Voces en Exilio symposium finds strength in music one year after Hurricane Maria
Voces en Exilio remembers Hurricane Maria
The Latin-American and Hispanic communities of Syracuse are turning to the beauty of song to help mend the wounds inflicted by Hurricane Maria.
It’s been a year since the storm devastated Puerto Rico and left thousands of people dead and without shelter. Much of the island still doesn’t have access to electricity and clean drinking water. Despite these challenges, the people of Puerto Rico are showing their resilience in rebuilding their homeland.
The City of Syracuse is sending its support in another way.
“Voces en Exilio” (Voices in Exile) delivered a powerful message of community, solidarity and strength through song and first-hand accounts of the struggle caused by Maria. The event included performances by well-known musicians and vocalists at SU.
Professional Venezuelan vocalist and instructor Aleksandre Roderick Lorenz delivered a Spanish-language cover of Leonard Cohen’s “Hallelujah,” accompanied by cellist Mia Chou-Li Tsai. Lorenz rewrote some lyrics to frame the song as a prayer for the people of Puerto Rico. His voice echoed through the halls of La Casita as he concluded the song with a sustained “Amen.”
The duo followed with “En Mi Viejo San Juan,” a classic Puerto Rican composition written as a love letter to the island. Lorenz urged the audience to sing alongside him and the audience was more than happy to oblige. As the number came to an end, tears could be spotted running down the faces of guests throughout the crowd.

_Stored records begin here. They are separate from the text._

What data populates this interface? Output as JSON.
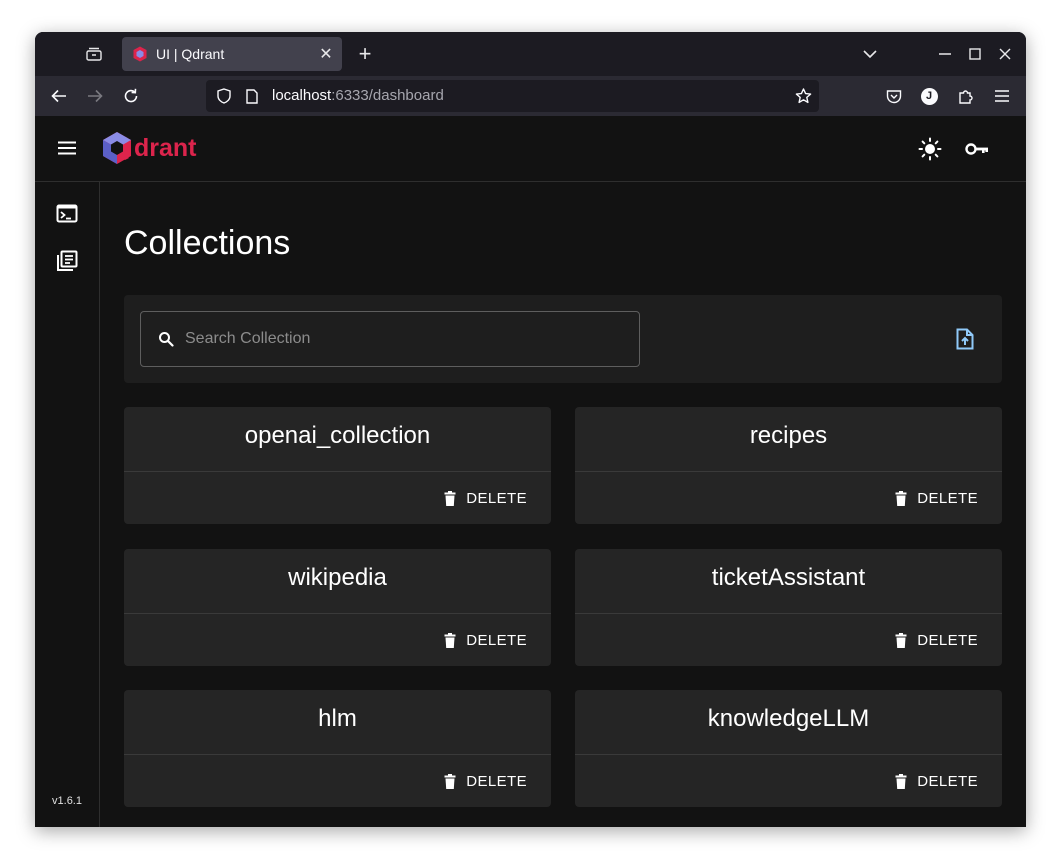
{
  "browser": {
    "tab_title": "UI | Qdrant",
    "url_host": "localhost",
    "url_rest": ":6333/dashboard",
    "avatar_letter": "J"
  },
  "app": {
    "logo_text": "drant",
    "brand_color": "#dc244c",
    "version": "v1.6.1"
  },
  "main": {
    "page_title": "Collections",
    "search_placeholder": "Search Collection",
    "delete_label": "DELETE",
    "collections": [
      {
        "name": "openai_collection"
      },
      {
        "name": "recipes"
      },
      {
        "name": "wikipedia"
      },
      {
        "name": "ticketAssistant"
      },
      {
        "name": "hlm"
      },
      {
        "name": "knowledgeLLM"
      }
    ]
  },
  "icons": {
    "upload": "file-upload-icon",
    "theme": "sun-icon",
    "api_key": "key-icon",
    "console": "terminal-icon",
    "collections": "library-icon"
  },
  "colors": {
    "accent_blue": "#90caf9",
    "background": "#121212",
    "card": "#252525"
  }
}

For Lorenz, music is a place of refuge for those in despair and can help make sense of tragedies such as Maria. “It doesn’t matter where you’re from in the world or what language you speak, music is a language of its own and it gives us the ability to externalize things we can’t say,” Lorenz said.
Though he isn’t Puerto Rican, Lorenz says he can relate to the feeling of living in exile. He fled his home country of Venezuela years ago and has been unable to return since. He says “San Juan” struck such a chord with the Latin-American crowd because it’s about “home.”
“You remember that city that belongs to you. That home that will always be your place,” Lorenz said.
SU students premiered a short documentary featuring interviews of displaced Puerto Rican citizens and their stories of a community that banded together in the wake of unfathomable loss.
Communications and Rhetorical Studies major Andrea Arce conducted the interviews for the documentary. She moved to the United States from Puerto Rico in 2016 and began her academic career at SU this year. She says it’s vital that both the Hispanic and non-Hispanic people in the United States remember the plight of Puerto Rico and help with the healing process.
“Today it was Puerto Rico, but tomorrow it might be the Dominican Republic or other Hispanic communities that might need our help,” Arce said. “We’re supporting each other as a Hispanic community.”
The Hendricks Chapel Choir, conducted by Setnor School of Music associate professor José Calvar, debuted an original piece of music written for the occasion. The student-led choir lifted the mood of La Casita with their a cappella “drum section” and flowing harmonies. It was a celebration of the power and resilience seen in the citizens of Puerto Rico.
SU also held a moment of prayer and discussion regarding the hurricane at the Dean’s Convocation at Hendricks Chapel, Sunday Sep. 23. Reverend Dr. Johnathan Walton, a guest speaker at the event, spoke about the need for people of faith to be aware of those around them that are less fortunate and offer a helping-hand.
After Walton spoke, the Hendricks choir performed a song in honor of the victims who perished as a result of the disaster. The message at both events was clear. Though the past year has brought much pain and destruction, the spirit of the Latin-American community is as strong and unbreakable as the fiery rhythm rooted in their music.
The Director of La Casita, Tere Paniagua, said events like these may bring peace to a community in pain.
“We have to find a space where we can heal and where we become whole again,” Paniagua said. “I hope that it helped to ease a lot of the pain that many members of our community and members of these families have been carrying around with them…even if for a moment.”